🤖 AI Summary
This study addresses the persistent issue of hallucination and misidentification in vision-language models when processing multi-object scenes, a phenomenon often attributed to representational confusion whose underlying mechanisms remain poorly understood. By analyzing the geometric structure of internal representations in open-source models such as Qwen, InternVL, and Gemma, we identify “concept vectors” that encode visual concepts and, for the first time, establish a quantitative relationship between the geometric overlap of these vectors and specific error patterns. Through a combination of representational analysis and targeted intervention experiments, our work not only uncovers an interpretable mechanism behind model failures but also enables reliable manipulation of model perceptual behavior, offering a novel framework for understanding and improving the internal representations of vision-language models.
📝 Abstract
Vision-Language Models (VLMs) exhibit puzzling failures in multi-object visual tasks, such as hallucinating non-existent elements or failing to identify the most similar objects among distractions. While these errors mirror human cognitive constraints, such as the"Binding Problem", the internal mechanisms driving them in artificial systems remain poorly understood. Here, we propose a mechanistic insight by analyzing the representational geometry of open-weight VLMs (Qwen, InternVL, Gemma), comparing methodologies to distill"concept vectors"- latent directions encoding visual concepts.
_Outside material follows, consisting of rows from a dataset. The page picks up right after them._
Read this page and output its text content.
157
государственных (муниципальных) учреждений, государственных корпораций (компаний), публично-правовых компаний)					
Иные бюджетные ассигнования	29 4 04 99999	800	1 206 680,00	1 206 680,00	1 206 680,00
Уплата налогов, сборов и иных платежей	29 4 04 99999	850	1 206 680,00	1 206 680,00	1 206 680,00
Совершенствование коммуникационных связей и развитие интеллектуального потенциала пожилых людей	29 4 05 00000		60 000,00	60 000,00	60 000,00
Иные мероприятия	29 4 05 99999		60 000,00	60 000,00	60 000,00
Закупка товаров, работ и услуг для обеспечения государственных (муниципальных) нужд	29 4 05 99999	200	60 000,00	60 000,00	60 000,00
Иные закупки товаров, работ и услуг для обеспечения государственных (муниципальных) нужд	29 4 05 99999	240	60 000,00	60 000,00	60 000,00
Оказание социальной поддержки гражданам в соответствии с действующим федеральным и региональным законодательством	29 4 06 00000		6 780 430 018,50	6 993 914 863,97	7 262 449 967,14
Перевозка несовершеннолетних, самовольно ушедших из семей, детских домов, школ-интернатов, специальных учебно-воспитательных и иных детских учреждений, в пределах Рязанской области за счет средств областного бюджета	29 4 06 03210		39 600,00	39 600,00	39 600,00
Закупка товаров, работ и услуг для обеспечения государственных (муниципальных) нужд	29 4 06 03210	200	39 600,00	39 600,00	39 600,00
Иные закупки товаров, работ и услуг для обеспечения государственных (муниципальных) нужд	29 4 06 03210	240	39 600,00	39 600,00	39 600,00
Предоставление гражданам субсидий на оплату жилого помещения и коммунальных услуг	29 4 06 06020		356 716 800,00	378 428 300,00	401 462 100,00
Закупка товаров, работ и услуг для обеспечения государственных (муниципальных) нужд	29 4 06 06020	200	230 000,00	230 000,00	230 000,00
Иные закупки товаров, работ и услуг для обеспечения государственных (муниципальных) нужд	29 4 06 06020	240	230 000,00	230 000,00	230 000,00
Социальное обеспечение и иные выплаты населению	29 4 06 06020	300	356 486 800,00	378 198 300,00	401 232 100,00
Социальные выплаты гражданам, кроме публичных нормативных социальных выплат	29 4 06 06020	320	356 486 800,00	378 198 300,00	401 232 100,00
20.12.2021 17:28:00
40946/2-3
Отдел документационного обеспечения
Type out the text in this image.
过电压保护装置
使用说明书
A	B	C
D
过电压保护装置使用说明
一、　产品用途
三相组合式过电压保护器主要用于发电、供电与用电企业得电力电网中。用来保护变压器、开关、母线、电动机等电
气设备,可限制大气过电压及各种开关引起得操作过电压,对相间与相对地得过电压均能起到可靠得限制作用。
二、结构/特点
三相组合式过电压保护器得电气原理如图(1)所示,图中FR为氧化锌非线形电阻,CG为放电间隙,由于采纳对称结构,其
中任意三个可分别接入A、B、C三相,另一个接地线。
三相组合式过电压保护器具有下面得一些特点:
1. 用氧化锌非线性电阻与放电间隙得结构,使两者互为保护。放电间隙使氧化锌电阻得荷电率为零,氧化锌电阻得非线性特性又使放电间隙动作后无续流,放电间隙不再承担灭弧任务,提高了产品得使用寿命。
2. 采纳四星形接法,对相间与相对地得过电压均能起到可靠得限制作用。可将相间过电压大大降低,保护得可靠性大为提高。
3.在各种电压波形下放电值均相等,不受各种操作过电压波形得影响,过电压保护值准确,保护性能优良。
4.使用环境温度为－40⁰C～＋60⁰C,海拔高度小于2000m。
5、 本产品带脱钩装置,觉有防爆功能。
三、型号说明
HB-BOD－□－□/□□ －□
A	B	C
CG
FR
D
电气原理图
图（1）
We validate our concept vectors via steering interventions that reliably manipulate model behavior in both simplified and naturalistic vision tasks (e.g., forcing the model to perceive a red flower as blue). We observe that the geometric overlap between these vectors strongly correlates with specific error patterns, offering a grounded quantitative framework to understand how internal representations shape model behavior and drive visual failures.